La prochaine cible à proposer à la Maison Blanche était le FNUAP. Le Congrès alloua 34 millions de dollars US au Fonds pour la population en 2002. Mais Mosher publia un rapport dans lequel il alléguait que l’aide accordée au FNUAP était utilisée pour pratiquer des stérilisations et des avortements forcés. Le représentant républicain du New Jersey au Congrès, Chris Smith, qui a construit sa réputation en discréditant les Nations Unies, a sauté en l’air à la lecture de ce rapport - bien que celui-ci ne contînt aucune preuve solide, et apparût plutôt comme la somme des mauvais souvenirs ramenés de Chine par Mosher vingt ans plus tôt. Smith expédia une lettre à Bush insistant pour que ce financement soit retenu. Bush, qui n’a pourtant pas pour habitude de se laisser dissuader d’une action par manque de preuves tangibles ( !), décida de retenir les fonds. Il donna pour raison l’Amendement Kemp-Kasten à la loi sur l’assistance à l’étranger de 1985 qui stipulait qu’aucun fonds ne pouvait être alloué à une organisation ou un programme « qui soutient ou participe à la gestion d’un programme d’avortement ou de stérilisation pratiqué sous la contrainte. »
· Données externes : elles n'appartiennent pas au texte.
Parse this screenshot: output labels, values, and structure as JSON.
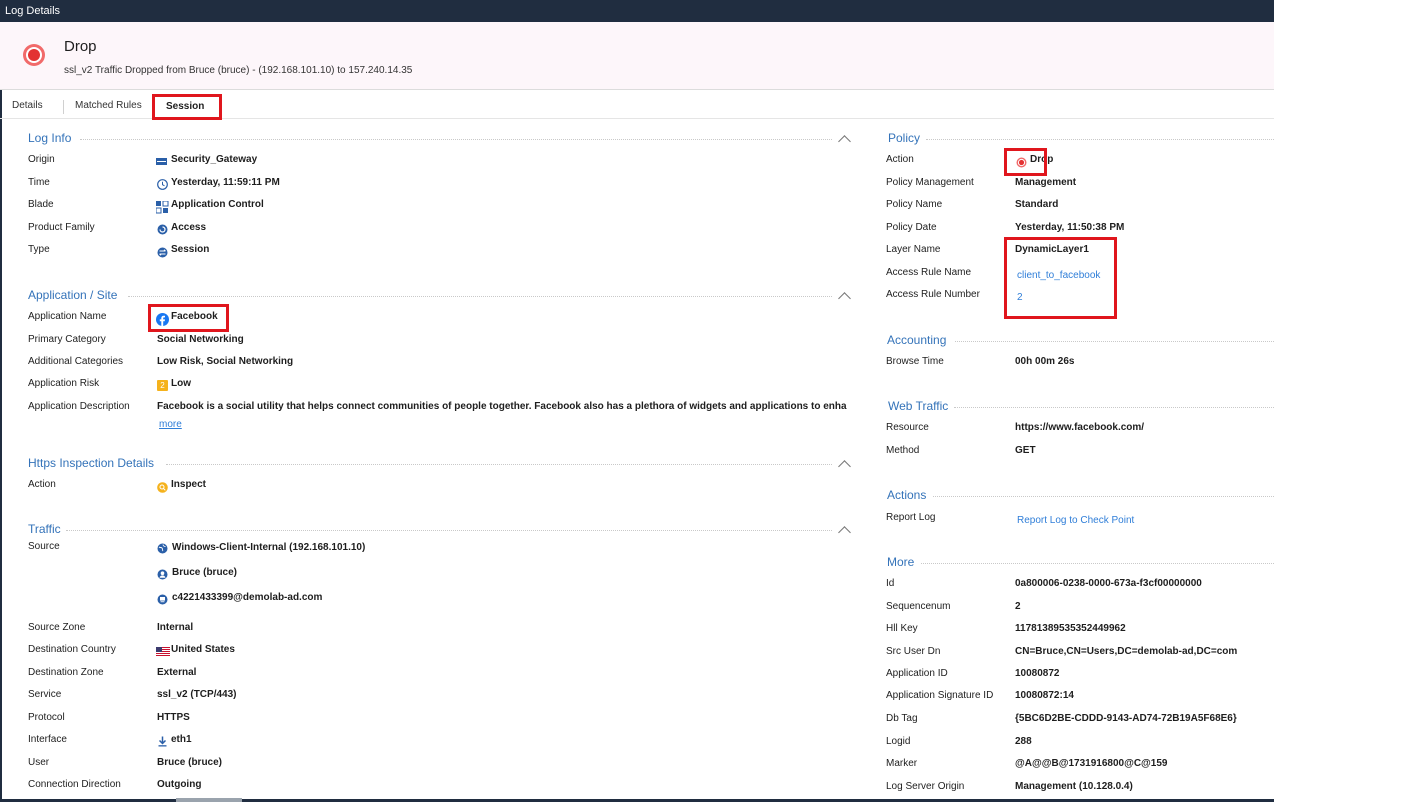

L’action a été dénoncée par des dizaines de législateurs états-uniens. Parmi ceux-ci, la démocrate Carolyn Maloney, représentante de la Ville de New York, qui a déclaré : « Ce que je trouve le plus ridicule c’est que Bush a retenu les 34 millions de dollars en s’appuyant uniquement sur le témoignage du PRI, une branche d’un réseau d’extrême droite. Le PRI est la seule organisation à avoir lancé ces accusations. L’administration va contre la volonté du Congrès et de la communauté internationale en permettant à une petite bande d’extrémistes de paralyser sa politique étrangère. »

La « petite bande d’extrémistes » fait bien davantage que paralyser la politique étrangère des Etats-Unis. Le PRI et ses ramifications tentent de remodeler la politique pour qu’elle entre dans le cadre de leur propre nouvel ordre triomphal du monde - dans l’espoir de renverser des décennies de progrès des agences de l’ONU, des ONG, et de groupes communautaires. Opérant pour l’essentiel en coulisses, ces extrémistes ont contribué à persuader l’administration Bush de retirer leurs fonds aux principales organisations internationales qui travaillent dans le domaine de la santé génésique et de la planification familiale.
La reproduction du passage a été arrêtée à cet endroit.